Plus, what to look for when shopping for healthy granola.
Earlier this year, the New York Times asked about 700 nutritionists what they consider to be "health food" and compared that info with the responses of 2,000 Americans. Granola was a serious point of contention, with 80 percent of Americans deeming it healthy and only 47 percent of nutritionists agreeing.
So, what is the deal with those tasty clusters? Is granola good for you or not? Read on learn the truth about granola.
The Benefits of Granola
A quick walk down the cereal aisle can make even the savviest shopper believe that granola is healthy. Packages touting whole grains and high fiber content make it seem like a no-brainer addition to your shopping cart. And there are legit benefits. Consider the ingredients that go into your average granola recipe: Whole-grain oats deliver loads of satiating fiber; nuts and seeds offer heart-healthy omega-3 fatty acids, and dried fruit or coconut offer natural sweetness. When you compare all that goodness to the box of Froot Loops on the shelf nearby, granola looks like the nutrition all-star.

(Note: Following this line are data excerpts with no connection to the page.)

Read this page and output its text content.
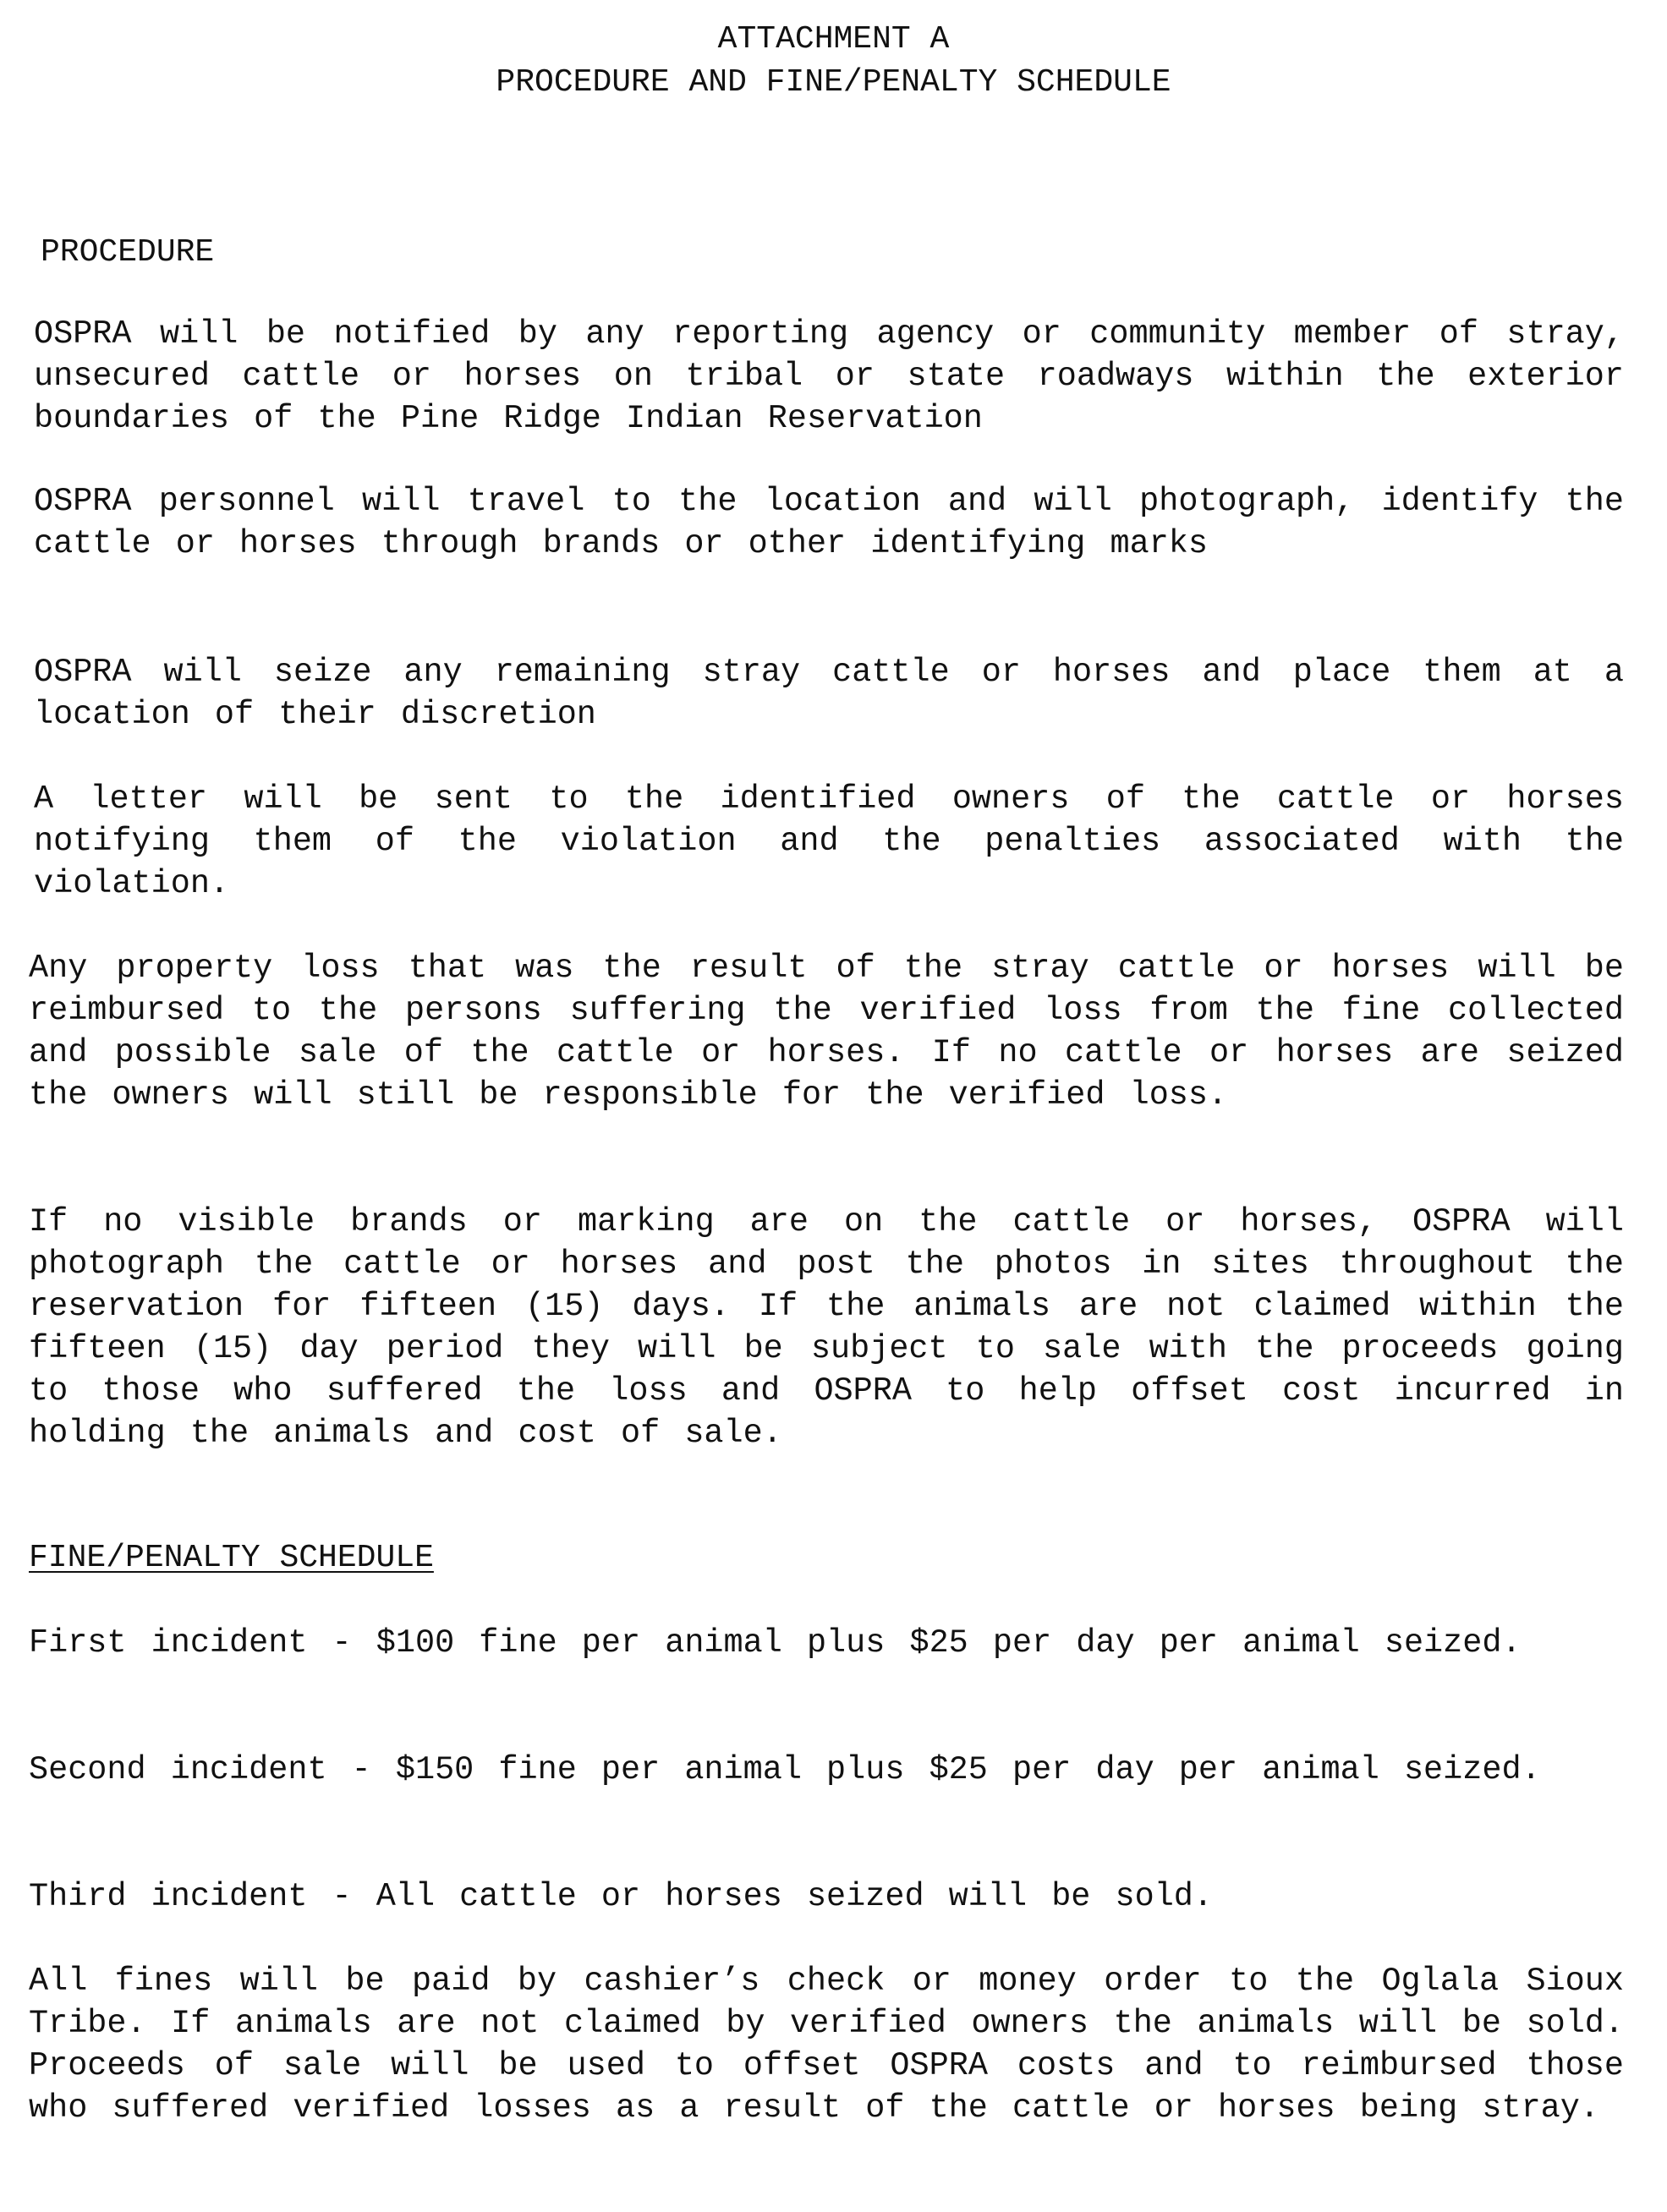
ATTACHMENT A
PROCEDURE AND FINE/PENALTY SCHEDULE
PROCEDURE

OSPRA will be notified by any reporting agency or community member of stray, unsecured cattle or horses on tribal or state roadways within the exterior boundaries of the Pine Ridge Indian Reservation

OSPRA personnel will travel to the location and will photograph, identify the cattle or horses through brands or other identifying marks

OSPRA will seize any remaining stray cattle or horses and place them at a location of their discretion

A letter will be sent to the identified owners of the cattle or horses notifying them of the violation and the penalties associated with the violation.

Any property loss that was the result of the stray cattle or horses will be reimbursed to the persons suffering the verified loss from the fine collected and possible sale of the cattle or horses. If no cattle or horses are seized the owners will still be responsible for the verified loss.

If no visible brands or marking are on the cattle or horses, OSPRA will photograph the cattle or horses and post the photos in sites throughout the reservation for fifteen (15) days. If the animals are not claimed within the fifteen (15) day period they will be subject to sale with the proceeds going to those who suffered the loss and OSPRA to help offset cost incurred in holding the animals and cost of sale.

FINE/PENALTY SCHEDULE

First incident - $100 fine per animal plus $25 per day per animal seized.

Second incident - $150 fine per animal plus $25 per day per animal seized.

Third incident - All cattle or horses seized will be sold.

All fines will be paid by cashier’s check or money order to the Oglala Sioux Tribe. If animals are not claimed by verified owners the animals will be sold. Proceeds of sale will be used to offset OSPRA costs and to reimbursed those who suffered verified losses as a result of the cattle or horses being stray.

The problem comes when food manufacturers take those good-for-you ingredients and then add tons of sugar—in many cases enough to rival a dessert. "When the companies use a lot of honey or chocolate or yogurt-covered bars, that's when you run the risk of added sugar outweighing the benefits of granola," says registered dietitian Dawn Orsaeo. One variety of peanut butter and dark chocolate granola, for instance, has 15 grams of sugar in a half-cup serving, which is more than the 11 grams of sugar you'll consume in a same-size serving of a popular vanilla ice cream.
Which brings up the next issue with granola: serving size. When you glance at the nutrition label, notice that the suggested serving size is a measly quarter or half cup. More power to you if you can stick to that! But many people eat granola like they would any other cereal, which is a problem because a bowl full of granola is a serious calorie bomb. What starts off as a healthy breakfast could set you back more than 400 calories for just one cup—plus another 50 or so when you add milk. What's more, you may be more likely to overeat foods that are labeled "healthy." A study published in the Journal of the Association for Consumer Research determined that people automatically view healthy food as less filling. Feeling or even just thinking that you're less full leads people to go for that second—or third—helping.

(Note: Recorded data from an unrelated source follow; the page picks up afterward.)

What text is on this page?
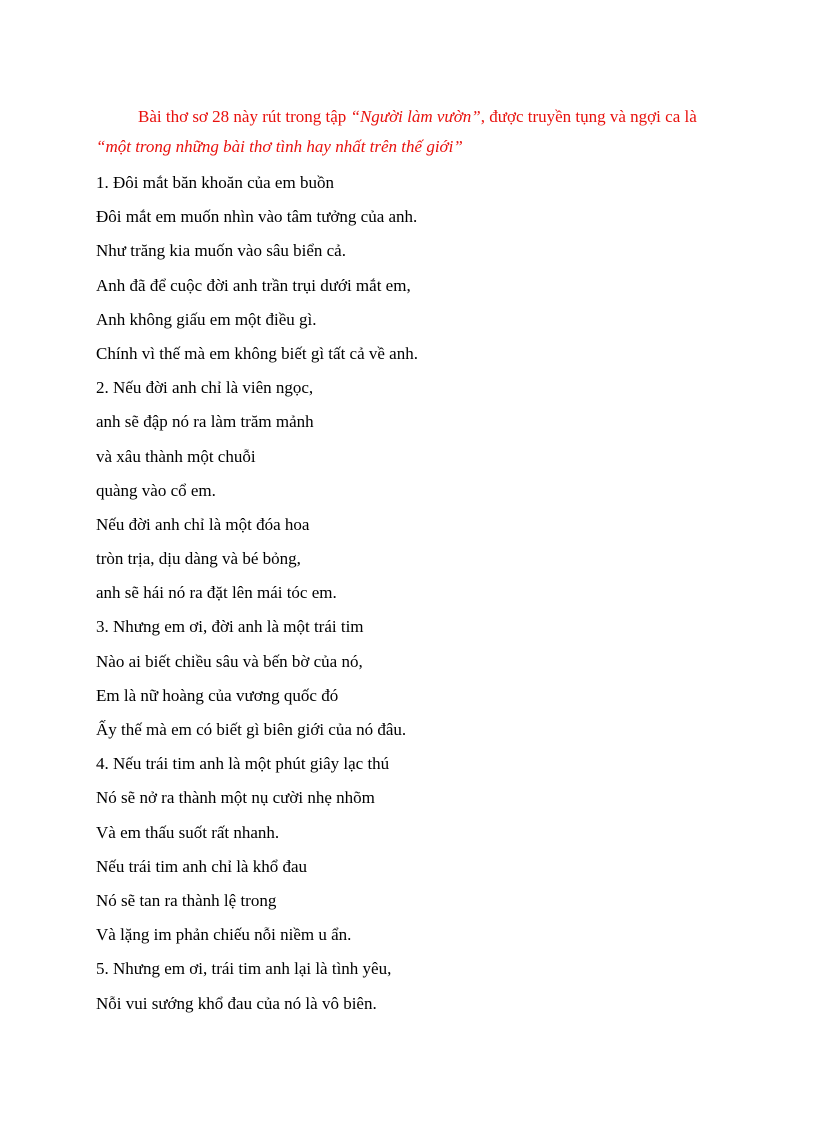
Bài thơ sơ 28 này rút trong tập “Người làm vườn”, được truyền tụng và ngợi ca là
“một trong những bài thơ tình hay nhất trên thế giới”
1. Đôi mắt băn khoăn của em buồn
Đôi mắt em muốn nhìn vào tâm tưởng của anh.
Như trăng kia muốn vào sâu biển cả.
Anh đã để cuộc đời anh trần trụi dưới mắt em,
Anh không giấu em một điều gì.
Chính vì thế mà em không biết gì tất cả về anh.
2. Nếu đời anh chỉ là viên ngọc,
anh sẽ đập nó ra làm trăm mảnh
và xâu thành một chuỗi
quàng vào cổ em.
Nếu đời anh chỉ là một đóa hoa
tròn trịa, dịu dàng và bé bỏng,
anh sẽ hái nó ra đặt lên mái tóc em.
3. Nhưng em ơi, đời anh là một trái tim
Nào ai biết chiều sâu và bến bờ của nó,
Em là nữ hoàng của vương quốc đó
Ấy thế mà em có biết gì biên giới của nó đâu.
4. Nếu trái tim anh là một phút giây lạc thú
Nó sẽ nở ra thành một nụ cười nhẹ nhõm
Và em thấu suốt rất nhanh.
Nếu trái tim anh chỉ là khổ đau
Nó sẽ tan ra thành lệ trong
Và lặng im phản chiếu nỗi niềm u ẩn.
5. Nhưng em ơi, trái tim anh lại là tình yêu,
Nỗi vui sướng khổ đau của nó là vô biên.
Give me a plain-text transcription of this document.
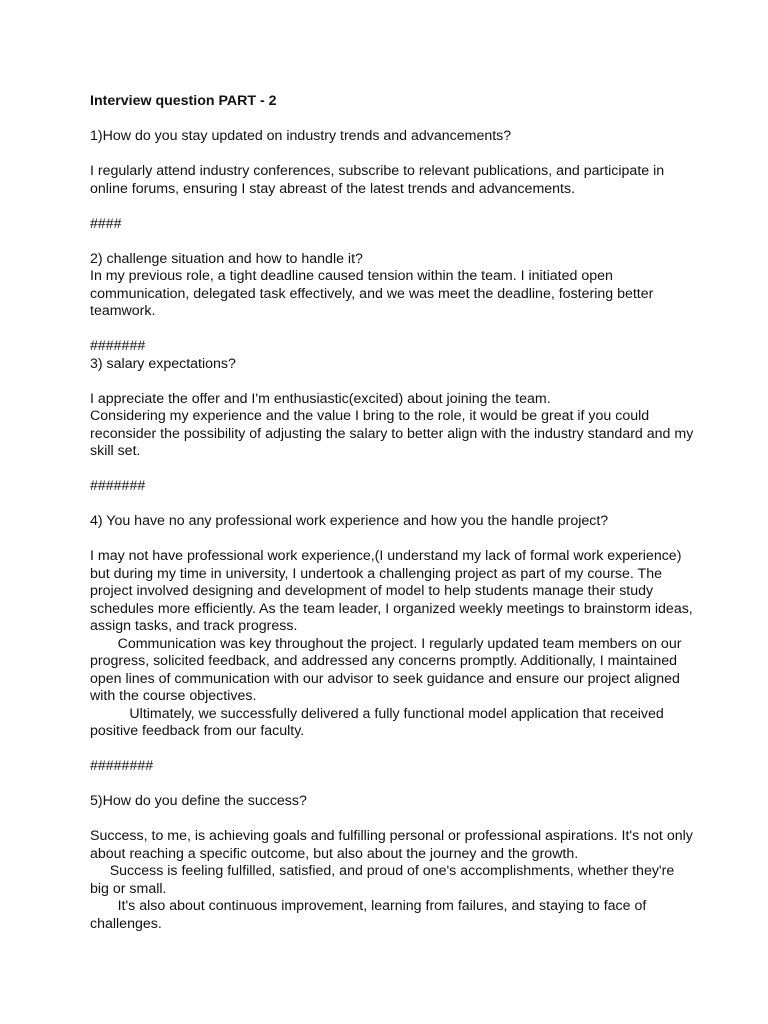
Interview question PART - 2
1)How do you stay updated on industry trends and advancements?
I regularly attend industry conferences, subscribe to relevant publications, and participate in
online forums, ensuring I stay abreast of the latest trends and advancements.
####
2) challenge situation and how to handle it?
In my previous role, a tight deadline caused tension within the team. I initiated open
communication, delegated task effectively, and we was meet the deadline, fostering better
teamwork.
#######
3) salary expectations?
I appreciate the offer and I'm enthusiastic(excited) about joining the team.
Considering my experience and the value I bring to the role, it would be great if you could
reconsider the possibility of adjusting the salary to better align with the industry standard and my
skill set.
#######
4) You have no any professional work experience and how you the handle project?
I may not have professional work experience,(I understand my lack of formal work experience)
but during my time in university, I undertook a challenging project as part of my course. The
project involved designing and development of model to help students manage their study
schedules more efficiently. As the team leader, I organized weekly meetings to brainstorm ideas,
assign tasks, and track progress.
Communication was key throughout the project. I regularly updated team members on our
progress, solicited feedback, and addressed any concerns promptly. Additionally, I maintained
open lines of communication with our advisor to seek guidance and ensure our project aligned
with the course objectives.
Ultimately, we successfully delivered a fully functional model application that received
positive feedback from our faculty.
########
5)How do you define the success?
Success, to me, is achieving goals and fulfilling personal or professional aspirations. It's not only
about reaching a specific outcome, but also about the journey and the growth.
Success is feeling fulfilled, satisfied, and proud of one's accomplishments, whether they're
big or small.
It's also about continuous improvement, learning from failures, and staying to face of
challenges.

Unfortunately for on-the-go snackers, your granola bar could be just as bad. In the New York Times survey, granola bars were the food item that nutritionists and the general public disagreed about the most, with 71 percent of Americans surveyed considering them healthy, while only 28 percent of nutritionists agreed. A study published in the Journal of the Academy of Nutrition and Dietetics found caloric sweeteners are packed into more than 95 percent of granola bars, so it's very likely your grab-and-go option is weighing you down. (Yep, foods with added sugar could end up causing weight gain, particularly extra belly fat.)
The Final Word On Granola
Granola has some benefits, but the food quickly veers away from healthy territory when loads of sugars and artificial ingredients are added. So should you stop buying it altogether? Not necessarily, though you should pay close attention to the serving size and the ingredients that go into your granola of choice. The National Heart, Lung, and Blood Institute suggests limiting your granola intake and choosing a low-fat alternative, such as bran flakes, oatmeal, or at least a reduced-fat granola if you can't quit the crunchy breakfast treat. (And just so you know, fat is not bad for you, but all the extra calories can interfere with your weight loss goals.)
Steer clear of granola featuring other sugary ingredients, like chocolate chunks or brown sugar, and look for options with a low sugar count. "Avoid products with sugar, high-fructose corn syrup, or honey in the first five ingredients," says Orsaeo. To keep your portion size in check, use a measuring cup or adjust your approach and think of granola as an add-on to Greek yogurt instead of the entire breakfast bowl itself.
You could also try making a healthy homemade granola recipe at home. Just be sure to monitor how much sweet stuff you're adding—even natural ingredients like maple syrup and honey could significantly inflate the amount of sugar and calories. (This sugar-free granola recipe is a smart option.)